SHG and Tethering were also highlighted elsewhere: Charles Wartchow described how SHG identified 392 hits from a collection of 2563 fragments against an E3 ligase bound to a target protein at Novartis, while Michelle Arkin described her use of Tethering at UCSF to find molecules that could stabilize a complex of 14-3-3 bound to a specific client protein (see here).

An effective sponsored talk was presented by Björn Walse of SARomics Biostructures and Red Glead Discovery, who described weak affinity chromatography (WAC). Once they saw the schedule for DDC, they looked for a target that would be presented shortly before their presentation, and chose the protein USP7 as a test case. Beginning in January, they screened a library of 1200 fragments to obtain 34 hits, of which 7 confirmed in a thermal shift assay. This led to an SAR-by-catalog experiment, and 11 of the 31 fragments tested showed activity, as did a Genentech positive control compound.

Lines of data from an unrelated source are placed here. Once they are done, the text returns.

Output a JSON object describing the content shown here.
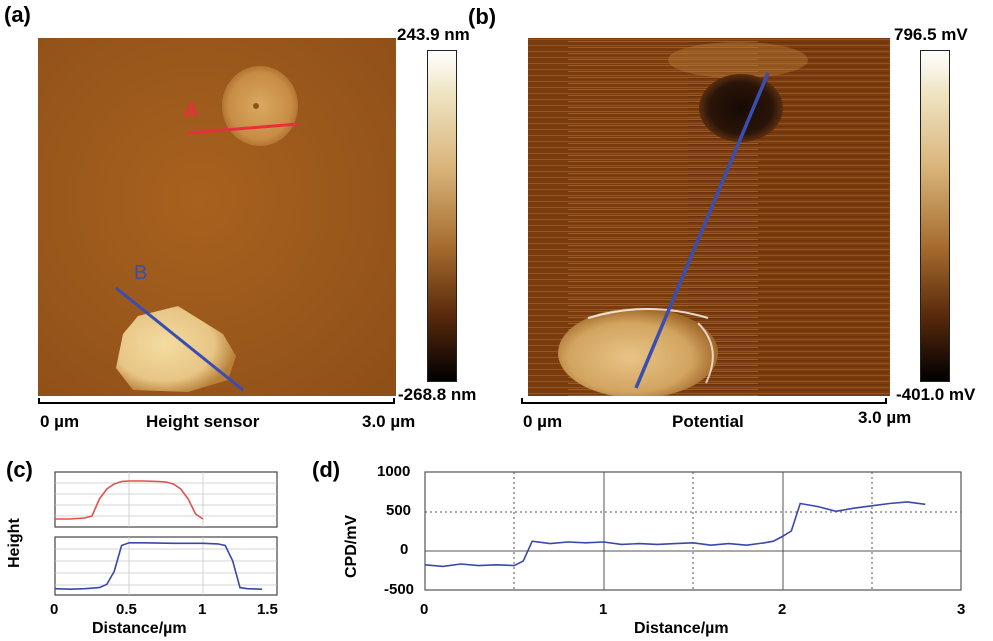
{
  "panels": {
    "a": {
      "label": "(a)",
      "colorbar_max": "243.9 nm",
      "colorbar_min": "-268.8 nm",
      "scale_left": "0 µm",
      "scale_center": "Height sensor",
      "scale_right": "3.0 µm",
      "line_a_label": "A",
      "line_b_label": "B"
    },
    "b": {
      "label": "(b)",
      "colorbar_max": "796.5 mV",
      "colorbar_min": "-401.0 mV",
      "scale_left": "0 µm",
      "scale_center": "Potential",
      "scale_right": "3.0 µm"
    },
    "c": {
      "label": "(c)",
      "ylabel": "Height",
      "xlabel": "Distance/µm",
      "xticks": [
        "0",
        "0.5",
        "1",
        "1.5"
      ]
    },
    "d": {
      "label": "(d)",
      "ylabel": "CPD/mV",
      "xlabel": "Distance/µm",
      "xticks": [
        "0",
        "1",
        "2",
        "3"
      ],
      "yticks": [
        "1000",
        "500",
        "0",
        "-500"
      ]
    }
  },
  "colors": {
    "line_a": "#e8303a",
    "line_b": "#3a4db0",
    "profile_red": "#e2504f",
    "profile_blue": "#3a48a8"
  },
  "chart_data": [
    {
      "type": "line",
      "xlabel": "Distance/µm",
      "ylabel": "Height",
      "xlim": [
        0,
        1.5
      ],
      "series": [
        {
          "x": [
            0.0,
            0.1,
            0.2,
            0.25,
            0.3,
            0.35,
            0.4,
            0.45,
            0.5,
            0.6,
            0.7,
            0.75,
            0.8,
            0.85,
            0.9,
            0.95,
            1.0
          ],
          "values": [
            0.1,
            0.1,
            0.12,
            0.16,
            0.5,
            0.7,
            0.8,
            0.85,
            0.86,
            0.86,
            0.85,
            0.84,
            0.8,
            0.7,
            0.5,
            0.2,
            0.1
          ]
        },
        {
          "x": [
            0.0,
            0.1,
            0.2,
            0.3,
            0.35,
            0.4,
            0.45,
            0.5,
            0.6,
            0.8,
            1.0,
            1.1,
            1.15,
            1.2,
            1.25,
            1.3,
            1.4
          ],
          "values": [
            0.08,
            0.07,
            0.08,
            0.1,
            0.16,
            0.4,
            0.88,
            0.93,
            0.93,
            0.92,
            0.92,
            0.91,
            0.88,
            0.6,
            0.1,
            0.08,
            0.07
          ]
        }
      ]
    },
    {
      "type": "line",
      "xlabel": "Distance/µm",
      "ylabel": "CPD/mV",
      "xlim": [
        0,
        3
      ],
      "ylim": [
        -500,
        1000
      ],
      "grid": true,
      "series": [
        {
          "x": [
            0.0,
            0.1,
            0.2,
            0.3,
            0.4,
            0.5,
            0.55,
            0.6,
            0.7,
            0.8,
            0.9,
            1.0,
            1.1,
            1.2,
            1.3,
            1.4,
            1.5,
            1.6,
            1.7,
            1.8,
            1.9,
            1.95,
            2.0,
            2.05,
            2.1,
            2.2,
            2.3,
            2.4,
            2.5,
            2.6,
            2.7,
            2.8
          ],
          "values": [
            -180,
            -200,
            -170,
            -190,
            -180,
            -190,
            -130,
            120,
            90,
            110,
            100,
            110,
            80,
            90,
            80,
            90,
            100,
            70,
            90,
            70,
            100,
            120,
            180,
            250,
            600,
            560,
            500,
            540,
            570,
            600,
            620,
            590
          ]
        }
      ]
    }
  ]
}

All methods can generate false positives and false negatives (see for example here and here), some of which were described in an excellent talk by Engi Hassaan of Philipps University. Engi discussed how improving the sensitivity of an STD assay by decreasing salt concentration identified more fragments that had previously been found by crystallographic screening. She also presented a case study of how introducing a tryptophan residue into a small protein to facilitate purification led to problems down the road when the tryptophan side chain blocked a key pocket in the crystal lattice. Gregg Siegal (ZoBio) also highlighted a case where a fragment bound to the dimer interface in a crystal structure, whereas in solution the fragment bound to the active site, as observed by NMR.

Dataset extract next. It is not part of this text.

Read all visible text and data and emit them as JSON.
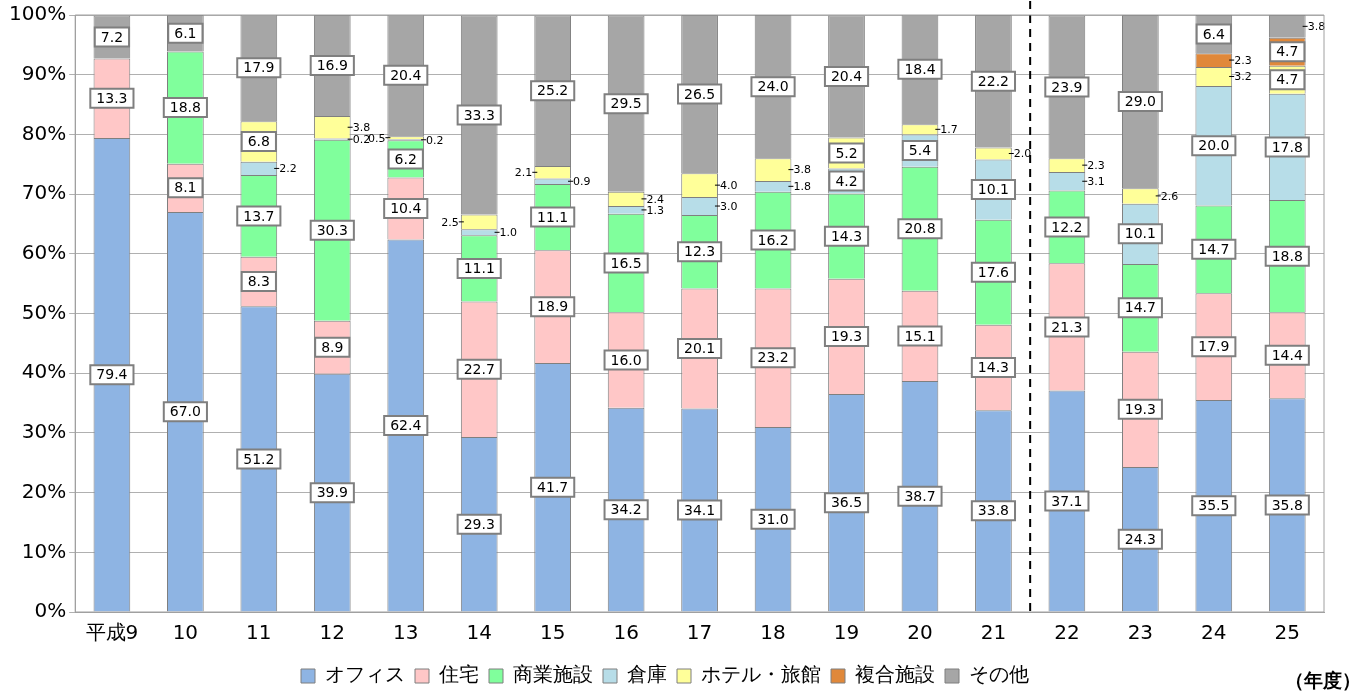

Finally, among computational methods, Pawel Sledz (University of Zurich) gave a nice overview of the SEED and AutoCouple methods, while Paul Hawkins (OpenEye) described rapid searching of more than 10 billion chemical structures using ROCS (rapid overlay of chemical features). SkyFragNet is looking closer with each passing year.

There is much more to say, so please feel free to comment. Several good events are still coming up this year, and mark your calendar for 2020, when DDC returns to San Diego April 13-17!